Monday, December 27, 2010

Attacking need from all angles:
The notion that society can accomplish any outsized goal may be unrealistic. “Full employment” never will be achieved, when only members of the workforce who really want a job have one. Polio is thought to have been eradicated, but there were two reported cases in the United States since 2005. There always will be someone who needs some form of help.
How then should one define the end of homelessness, and then accomplish that goal? Area nonprofit organizations are going to try.
The Suncoast Partnership to End Homelessness, a Sarasota-based not-for-profit organization, seeks to live up to its name by embarking on a 10-year plan to end homelessness in Sarasota County, where some 600 people each night — and 10,000 people each year — are counted as homeless. Meanwhile in Charlotte County, where, on average, 626 people are homeless each night, the Charlotte County Homeless Coalition seeks a similar plan to end homelessness in its region.
It won’t be easy, with the economic crisis still in full bloom in Southwest Florida, along with dwindling government and nonprofit agency budgets. So before embarking on their respective plans, both organizations are defining success.
“Different communities choose to attack the plan in a different way,” said Angela M. Hogan, executive director of the homeless coalition. “My goal is to be able to have enough programs and services available in Charlotte County so that every person that is homeless could participate in services, if they wanted to.”
Richard Martin, executive director of the Suncoast Partnership, says the goal — to have everyone housed — is idealistic. He tells people that ending homelessness means “ending it one family or one individual at a time.”
To ensure favorable results, both agencies are mobilizing others interested in the success of their 10-year plans. Cooperation among governments, the business community and nonprofit agencies may result in the more-efficient delivery of services to the homeless population.
Streamlining the process for helping people may be as much a goal of the 10-year plans as it is a tool for achieving the ultimate goal of ending homelessness.

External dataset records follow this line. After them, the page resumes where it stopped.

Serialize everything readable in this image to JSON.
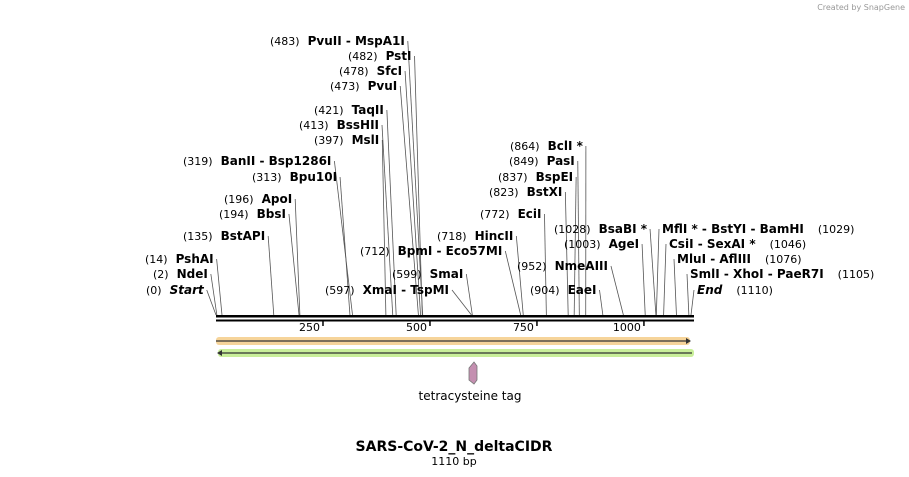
{
  "header": {
    "credit": "Created by SnapGene"
  },
  "map": {
    "sites": [
      {
        "value": 483,
        "label": "(483)",
        "enzymes": "PvuII   - MspA1I"
      },
      {
        "value": 482,
        "label": "(482)",
        "enzymes": "PstI"
      },
      {
        "value": 478,
        "label": "(478)",
        "enzymes": "SfcI"
      },
      {
        "value": 473,
        "label": "(473)",
        "enzymes": "PvuI"
      },
      {
        "value": 421,
        "label": "(421)",
        "enzymes": "TaqII"
      },
      {
        "value": 413,
        "label": "(413)",
        "enzymes": "BssHII"
      },
      {
        "value": 397,
        "label": "(397)",
        "enzymes": "MslI"
      },
      {
        "value": 319,
        "label": "(319)",
        "enzymes": "BanII  - Bsp1286I"
      },
      {
        "value": 313,
        "label": "(313)",
        "enzymes": "Bpu10I"
      },
      {
        "value": 196,
        "label": "(196)",
        "enzymes": "ApoI"
      },
      {
        "value": 194,
        "label": "(194)",
        "enzymes": "BbsI"
      },
      {
        "value": 135,
        "label": "(135)",
        "enzymes": "BstAPI"
      },
      {
        "value": 14,
        "label": "(14)",
        "enzymes": "PshAI"
      },
      {
        "value": 2,
        "label": "(2)",
        "enzymes": "NdeI"
      },
      {
        "value": 0,
        "label": "(0)",
        "enzymes": "Start"
      },
      {
        "value": 597,
        "label": "(597)",
        "enzymes": "XmaI  - TspMI"
      },
      {
        "value": 599,
        "label": "(599)",
        "enzymes": "SmaI"
      },
      {
        "value": 712,
        "label": "(712)",
        "enzymes": "BpmI  - Eco57MI"
      },
      {
        "value": 718,
        "label": "(718)",
        "enzymes": "HincII"
      },
      {
        "value": 772,
        "label": "(772)",
        "enzymes": "EciI"
      },
      {
        "value": 823,
        "label": "(823)",
        "enzymes": "BstXI"
      },
      {
        "value": 837,
        "label": "(837)",
        "enzymes": "BspEI"
      },
      {
        "value": 849,
        "label": "(849)",
        "enzymes": "PasI"
      },
      {
        "value": 864,
        "label": "(864)",
        "enzymes": "BclI *"
      },
      {
        "value": 952,
        "label": "(952)",
        "enzymes": "NmeAIII"
      },
      {
        "value": 904,
        "label": "(904)",
        "enzymes": "EaeI"
      },
      {
        "value": 1003,
        "label": "(1003)",
        "enzymes": "AgeI"
      },
      {
        "value": 1028,
        "label": "(1028)",
        "enzymes": "BsaBI *"
      },
      {
        "value": 1029,
        "label": "(1029)",
        "enzymes": "MflI *  - BstYI  - BamHI"
      },
      {
        "value": 1046,
        "label": "(1046)",
        "enzymes": "CsiI  - SexAI *"
      },
      {
        "value": 1076,
        "label": "(1076)",
        "enzymes": "MluI  - AflIII"
      },
      {
        "value": 1105,
        "label": "(1105)",
        "enzymes": "SmlI  - XhoI  - PaeR7I"
      },
      {
        "value": 1110,
        "label": "(1110)",
        "enzymes": "End"
      }
    ],
    "ticks": [
      250,
      500,
      750,
      1000
    ],
    "feature": "tetracysteine tag"
  },
  "title": "SARS-CoV-2_N_deltaCIDR",
  "subtitle": "1110 bp"
}
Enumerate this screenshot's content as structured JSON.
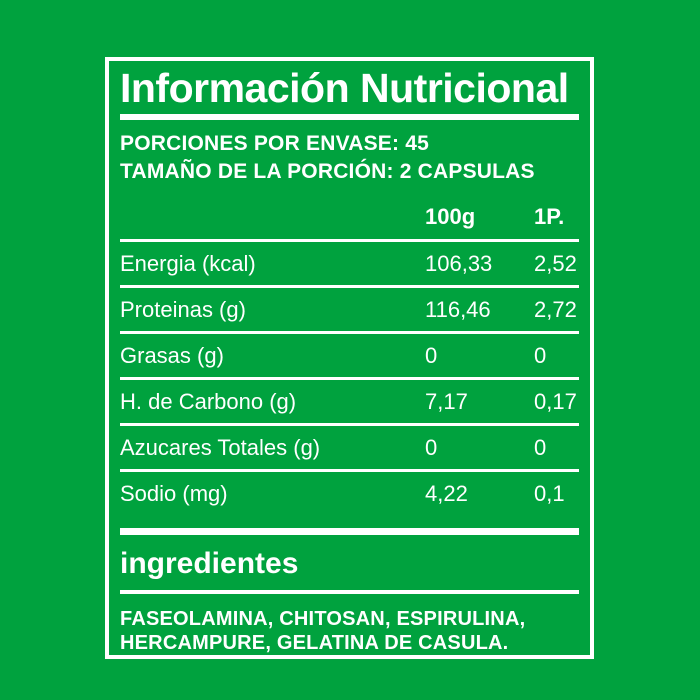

“It might be a case of reallocation of the dollars,” Suncoast Partnership Board Chair Adam Tebrugge said. “If we are spending a large amount of money in our emergency rooms and in our jails to treat this population, maybe there is a smarter way to get people help that actually will save money over the long run.”
One of the focal points of these plans is that they not begin and end with agencies that have the word “homeless” in their names. For example, if Charlotte Behavioral Healthcare is serving the homeless population, it also should receive funds to be able to provide those services, Hogan said.
“Because we are the lead agency, we are the ‘Homeless Coalition’ and we are the direct service provider for all homeless services in Charlotte County, we have earned this reputation as being solely responsible for the homeless problem,” Hogan said. “At the same time, that discourages collaboration and that discourages other organizations from wanting to get involved. So to change that paradigm in Charlotte County is where we are right now.”
Seeking collaboration, but not wanting to lead the conversation, the Suncoast Partnership is starting its effort with a blank slate other than focusing on jobs/ employment, housing, public safety, homeless prevention and health and human services, Martin says.
For her part, Hogan says, “We’re going to evaluate what programs and services exist, identify gaps in those services and develop programs and services that meet those needs.”
Efforts to end homelessness have support from both the U.S. Conference of Mayors and the National Association of Counties.
“Five years ago the notion of cities having 10-year plans to end homelessness was naive and risky. No one thought it was possible,” U.S. Interagency Council on Homelessness Executive Director Philip Mangano said. “But the new research and new technologies have created such movement and innovation on this issue that it may now be naive and risky not to have such a plan.”
While Charlotte County Homeless Coalition officials are seeking advice from Lee and Collier counties on how to formulate their plan, Suncoast Partnership officials are looking at Manatee County for inspiration. Manatee County embarked on a 10-year-plan to end homelessness more than four years ago.
The Suncoast Partnership to End Homelessness officials will conduct a community meeting for anyone who wants to be involved in its 10-year plan Feb. 5, 2011, in downtown Sarasota. They hope to unveil the plan in June of next year. The homeless coalition also will sponsor community workshops before unveiling its plan. Input from past and present homeless people will play a key role in both plans.
Samantha Sumner does not ponder the definition of homelessness, but she studies how to end it every day. Sumner, 33, her husband Scott, 40, and their children Jade, 12, and Hahna, 9, are living at the Homeless Coalition’s emergency shelter in Murdock — residents stay there for up to 60 days — while they try to restore their financial situation, after a yearlong struggle. Samantha is awaiting a hearing to address her disability issues, but the family’s hardship may be easing. Scott recently started a telemarketing job in Charlotte Harbor.
“We’re looking at renting again,” Samantha said.
They don’t have a car, so they’ll look for a home close enough to his job that Scott can ride a bicycle provided by Edgewater United Methodist Church’s bike ministry, Samantha said.
Meanwhile, there’s a help wanted sign in the window of Basia’s Food Mart on El Jobean Road, a short bike ride from the shelter.